The block scale keeps the local values accurate, and the big tensor scale makes sure very large or very tiny numbers (outliers) are not lost. In short, NVFP4 is a clever packing system: most numbers use 4 bits, but extra scales in 8-bit and 32-bit keep the math stable and precise.
On Blackwell, FP4 matrix ops run 2x on GB200 and 3x on GB300 over FP8, and memory use is about 50% lower. The validation loss stays within 1% of FP8 for most of training and grows to about 1.5% late during learning rate decay.

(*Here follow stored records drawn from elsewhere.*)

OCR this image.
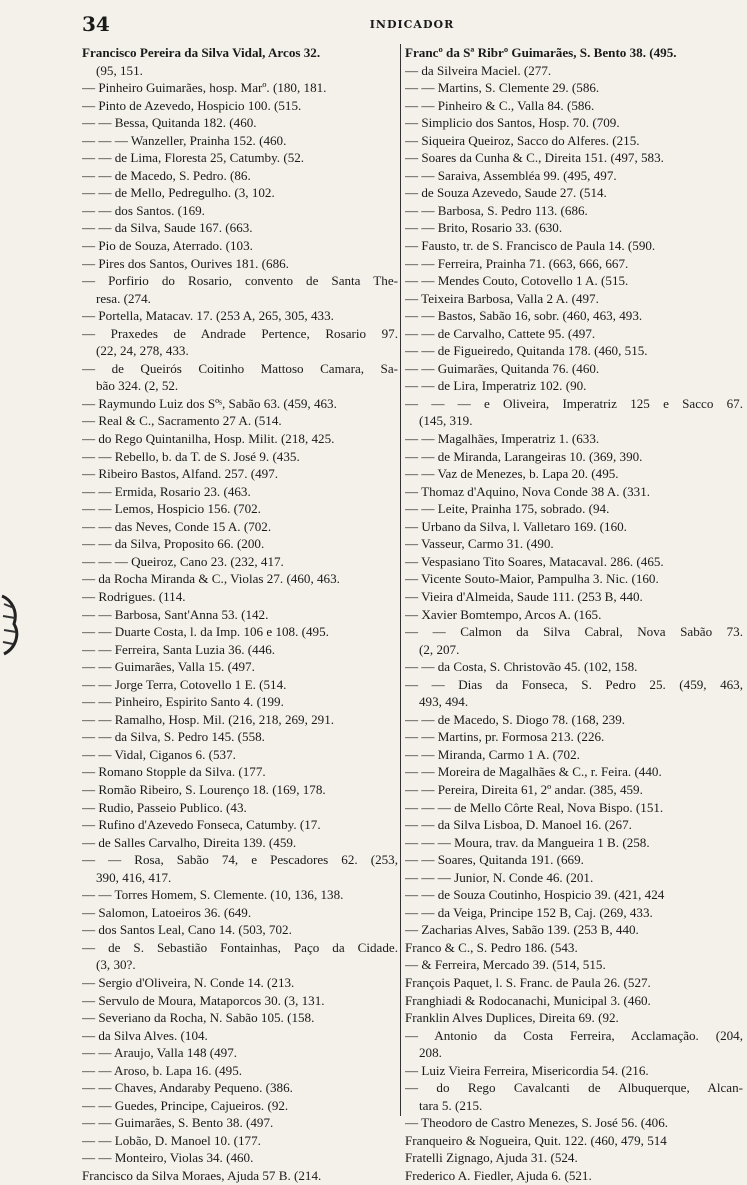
34	INDICADOR
Francisco Pereira da Silva Vidal, Arcos 32.
(95, 151.
— Pinheiro Guimarães, hosp. Marº. (180, 181.
— Pinto de Azevedo, Hospicio 100. (515.
— — Bessa, Quitanda 182. (460.
— — — Wanzeller, Prainha 152. (460.
— — de Lima, Floresta 25, Catumby. (52.
— — de Macedo, S. Pedro. (86.
— — de Mello, Pedregulho. (3, 102.
— — dos Santos. (169.
— — da Silva, Saude 167. (663.
— Pio de Souza, Aterrado. (103.
— Pires dos Santos, Ourives 181. (686.
— Porfirio do Rosario, convento de Santa The-
resa. (274.
— Portella, Matacav. 17. (253 A, 265, 305, 433.
— Praxedes de Andrade Pertence, Rosario 97.
(22, 24, 278, 433.
— de Queirós Coitinho Mattoso Camara, Sa-
bão 324. (2, 52.
— Raymundo Luiz dos Sºˢ, Sabão 63. (459, 463.
— Real & C., Sacramento 27 A. (514.
— do Rego Quintanilha, Hosp. Milit. (218, 425.
— — Rebello, b. da T. de S. José 9. (435.
— Ribeiro Bastos, Alfand. 257. (497.
— — Ermida, Rosario 23. (463.
— — Lemos, Hospicio 156. (702.
— — das Neves, Conde 15 A. (702.
— — da Silva, Proposito 66. (200.
— — — Queiroz, Cano 23. (232, 417.
— da Rocha Miranda & C., Violas 27. (460, 463.
— Rodrigues. (114.
— — Barbosa, Sant'Anna 53. (142.
— — Duarte Costa, l. da Imp. 106 e 108. (495.
— — Ferreira, Santa Luzia 36. (446.
— — Guimarães, Valla 15. (497.
— — Jorge Terra, Cotovello 1 E. (514.
— — Pinheiro, Espirito Santo 4. (199.
— — Ramalho, Hosp. Mil. (216, 218, 269, 291.
— — da Silva, S. Pedro 145. (558.
— — Vidal, Ciganos 6. (537.
— Romano Stopple da Silva. (177.
— Romão Ribeiro, S. Lourenço 18. (169, 178.
— Rudio, Passeio Publico. (43.
— Rufino d'Azevedo Fonseca, Catumby. (17.
— de Salles Carvalho, Direita 139. (459.
— — Rosa, Sabão 74, e Pescadores 62. (253,
390, 416, 417.
— — Torres Homem, S. Clemente. (10, 136, 138.
— Salomon, Latoeiros 36. (649.
— dos Santos Leal, Cano 14. (503, 702.
— de S. Sebastião Fontainhas, Paço da Cidade.
(3, 30?.
— Sergio d'Oliveira, N. Conde 14. (213.
— Servulo de Moura, Mataporcos 30. (3, 131.
— Severiano da Rocha, N. Sabão 105. (158.
— da Silva Alves. (104.
— — Araujo, Valla 148 (497.
— — Aroso, b. Lapa 16. (495.
— — Chaves, Andaraby Pequeno. (386.
— — Guedes, Principe, Cajueiros. (92.
— — Guimarães, S. Bento 38. (497.
— — Lobão, D. Manoel 10. (177.
— — Monteiro, Violas 34. (460.
Francisco da Silva Moraes, Ajuda 57 B. (214.
Francº da Sª Ribrº Guimarães, S. Bento 38. (495.
— da Silveira Maciel. (277.
— — Martins, S. Clemente 29. (586.
— — Pinheiro & C., Valla 84. (586.
— Simplicio dos Santos, Hosp. 70. (709.
— Siqueira Queiroz, Sacco do Alferes. (215.
— Soares da Cunha & C., Direita 151. (497, 583.
— — Saraiva, Assembléa 99. (495, 497.
— de Souza Azevedo, Saude 27. (514.
— — Barbosa, S. Pedro 113. (686.
— — Brito, Rosario 33. (630.
— Fausto, tr. de S. Francisco de Paula 14. (590.
— — Ferreira, Prainha 71. (663, 666, 667.
— — Mendes Couto, Cotovello 1 A. (515.
— Teixeira Barbosa, Valla 2 A. (497.
— — Bastos, Sabão 16, sobr. (460, 463, 493.
— — de Carvalho, Cattete 95. (497.
— — de Figueiredo, Quitanda 178. (460, 515.
— — Guimarães, Quitanda 76. (460.
— — de Lira, Imperatriz 102. (90.
— — — e Oliveira, Imperatriz 125 e Sacco 67.
(145, 319.
— — Magalhães, Imperatriz 1. (633.
— — de Miranda, Larangeiras 10. (369, 390.
— — Vaz de Menezes, b. Lapa 20. (495.
— Thomaz d'Aquino, Nova Conde 38 A. (331.
— — Leite, Prainha 175, sobrado. (94.
— Urbano da Silva, l. Valletaro 169. (160.
— Vasseur, Carmo 31. (490.
— Vespasiano Tito Soares, Matacaval. 286. (465.
— Vicente Souto-Maior, Pampulha 3. Nic. (160.
— Vieira d'Almeida, Saude 111. (253 B, 440.
— Xavier Bomtempo, Arcos A. (165.
— — Calmon da Silva Cabral, Nova Sabão 73.
(2, 207.
— — da Costa, S. Christovão 45. (102, 158.
— — Dias da Fonseca, S. Pedro 25. (459, 463,
493, 494.
— — de Macedo, S. Diogo 78. (168, 239.
— — Martins, pr. Formosa 213. (226.
— — Miranda, Carmo 1 A. (702.
— — Moreira de Magalhães & C., r. Feira. (440.
— — Pereira, Direita 61, 2º andar. (385, 459.
— — — de Mello Côrte Real, Nova Bispo. (151.
— — da Silva Lisboa, D. Manoel 16. (267.
— — — Moura, trav. da Mangueira 1 B. (258.
— — Soares, Quitanda 191. (669.
— — — Junior, N. Conde 46. (201.
— — de Souza Coutinho, Hospicio 39. (421, 424
— — da Veiga, Principe 152 B, Caj. (269, 433.
— Zacharias Alves, Sabão 139. (253 B, 440.
Franco & C., S. Pedro 186. (543.
— & Ferreira, Mercado 39. (514, 515.
François Paquet, l. S. Franc. de Paula 26. (527.
Franghiadi & Rodocanachi, Municipal 3. (460.
Franklin Alves Duplices, Direita 69. (92.
— Antonio da Costa Ferreira, Acclamação. (204,
208.
— Luiz Vieira Ferreira, Misericordia 54. (216.
— do Rego Cavalcanti de Albuquerque, Alcan-
tara 5. (215.
— Theodoro de Castro Menezes, S. José 56. (406.
Franqueiro & Nogueira, Quit. 122. (460, 479, 514
Fratelli Zignago, Ajuda 31. (524.
Frederico A. Fiedler, Ajuda 6. (521.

Task scores stay close, for example MMLU Pro 62.58% vs 62.62%, while coding dips a bit like MBPP+ 55.91% vs 59.11%. Gradients use stochastic rounding so rounding bias does not build up.
Ablation tests show that removing any step hurts convergence and increases loss. Against MXFP4, NVFP4 reaches the same loss with fewer tokens because MXFP4 needed 36% more data, 1.36T vs 1T, on an 8B model.
Switching to BF16 near the end, about 18% of steps or only forward, almost removes the small loss gap. Support exists in Transformer Engine and Blackwell hardware, including needed rounding modes.
That’s a wrap for today, see you all tomorrow.